The date: January 1, 2008. The place: New Hampshire. The scene: Politicians everywhere, vying with one another to succeed George the Lesser. Staking out positions to appeal to their party’s faithful, demonizing their opponents, in their own and in the other party. Parties, I should say–NH gets all the fringe candidates as well. NH voters are extraordinarily privileged; some think it perfectly reasonable not to vote for a candidate purely because they have not yet met them in person, shaken their hand, had a photo taken (collect them all! In NH, you can!) with them. And the politicians oblige. So they are everywhere, and they are doing their best to stand apart from their peers.
And in the middle of this clamor, in the middle of the night, at the stroke of midnight, as the new year began, something changed…
I had insufficient warning
When I stumbled out this morning
Past a half a dozen candidates, each stumping for my vote;
When I looked, the morning paper
Had a headline of some caper
Or the record-breaking snowfall—really, nothing there of note.
So I grabbed my trusty shovel
To plow out my “home sweet hovel”
When I noticed something different—something didn’t quite feel right.
There was snow, and politicians,
But some change in the conditions
Made me wonder if my marriage had the sanctity it might.
So I checked the sanctitometer
And struggled not to vomit—her
“Conventional morality in danger” light was on!
Now a grim new dawn was breaking
And I couldn’t stop my shaking
‘Cos the morally upstanding world I trusted now was gone!

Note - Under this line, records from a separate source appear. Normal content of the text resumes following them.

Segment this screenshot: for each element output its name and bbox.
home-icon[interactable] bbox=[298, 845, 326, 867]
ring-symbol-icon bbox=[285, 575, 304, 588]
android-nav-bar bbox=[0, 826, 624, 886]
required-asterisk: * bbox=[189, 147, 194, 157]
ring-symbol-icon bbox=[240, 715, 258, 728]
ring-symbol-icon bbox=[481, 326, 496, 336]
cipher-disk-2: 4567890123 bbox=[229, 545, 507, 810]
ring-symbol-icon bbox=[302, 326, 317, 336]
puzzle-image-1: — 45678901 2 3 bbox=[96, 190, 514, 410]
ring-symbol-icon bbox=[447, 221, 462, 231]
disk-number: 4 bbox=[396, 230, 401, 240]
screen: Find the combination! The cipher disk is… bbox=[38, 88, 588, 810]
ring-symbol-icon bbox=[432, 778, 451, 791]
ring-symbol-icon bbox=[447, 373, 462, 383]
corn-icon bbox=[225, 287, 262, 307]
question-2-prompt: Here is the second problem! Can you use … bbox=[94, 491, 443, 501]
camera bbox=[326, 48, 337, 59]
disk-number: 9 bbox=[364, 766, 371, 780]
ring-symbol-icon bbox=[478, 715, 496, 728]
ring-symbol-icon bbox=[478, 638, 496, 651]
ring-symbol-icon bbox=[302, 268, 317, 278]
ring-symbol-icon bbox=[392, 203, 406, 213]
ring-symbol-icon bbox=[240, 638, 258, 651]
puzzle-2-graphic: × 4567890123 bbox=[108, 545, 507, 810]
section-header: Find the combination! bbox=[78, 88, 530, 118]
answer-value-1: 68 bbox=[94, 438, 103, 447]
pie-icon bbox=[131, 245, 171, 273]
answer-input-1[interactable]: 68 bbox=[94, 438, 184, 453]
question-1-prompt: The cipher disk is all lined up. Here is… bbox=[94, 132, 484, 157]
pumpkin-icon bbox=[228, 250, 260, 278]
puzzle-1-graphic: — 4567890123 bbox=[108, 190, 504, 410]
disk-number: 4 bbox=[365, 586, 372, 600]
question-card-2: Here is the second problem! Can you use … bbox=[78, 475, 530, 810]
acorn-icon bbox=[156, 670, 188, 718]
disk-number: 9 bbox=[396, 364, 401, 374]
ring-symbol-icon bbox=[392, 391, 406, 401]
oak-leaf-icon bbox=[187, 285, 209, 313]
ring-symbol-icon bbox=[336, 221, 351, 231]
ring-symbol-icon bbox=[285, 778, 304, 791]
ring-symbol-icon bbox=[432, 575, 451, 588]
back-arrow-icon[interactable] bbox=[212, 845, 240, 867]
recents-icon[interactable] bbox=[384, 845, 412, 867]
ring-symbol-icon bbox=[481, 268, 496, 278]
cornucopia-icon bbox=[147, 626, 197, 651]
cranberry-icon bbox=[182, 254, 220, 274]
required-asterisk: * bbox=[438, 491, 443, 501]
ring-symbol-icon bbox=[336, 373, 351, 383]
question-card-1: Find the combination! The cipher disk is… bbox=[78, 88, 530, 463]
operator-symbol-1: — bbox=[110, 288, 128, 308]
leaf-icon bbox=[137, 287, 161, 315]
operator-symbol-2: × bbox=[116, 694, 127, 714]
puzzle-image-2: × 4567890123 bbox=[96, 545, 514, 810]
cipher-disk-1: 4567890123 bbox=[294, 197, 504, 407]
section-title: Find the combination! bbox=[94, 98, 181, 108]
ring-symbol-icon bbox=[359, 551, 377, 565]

I considered seeking shelter
As I watched the helter-skelter
Of the politicians canvassing the noble Granite State;
I heard one of them disparage
Civil Unions, or Gay Marriage
As the reason for the panic—then I thought, more clearly, “wait!”
All this rattling of sabers
Is about my friends and neighbors;
These are people whom I know, and who have lived here all along
If these folks are who they’re blaming
It’s just pre-election gaming
And between the politicians and my friends, I know who’s wrong.
If our morals are declining
As the candidates keep whining
I propose a different theory to explain why this is so:
An invasive mass of liars
With their speeches, signs, and flyers,
Slinging mud and kissing babies in a dog-and-pony show.
Soon the voting will be over
And the state, from Keene to Dover,
And from Lancaster to Nashua, will heave a weary sigh;
With the moral issue buried
Now my neighbors can get married
And the Granite State will mean it when it says “Live Free or Die!”
As you well know, since that time NH no longer has civil unions. Now, NH has marriage. Well done.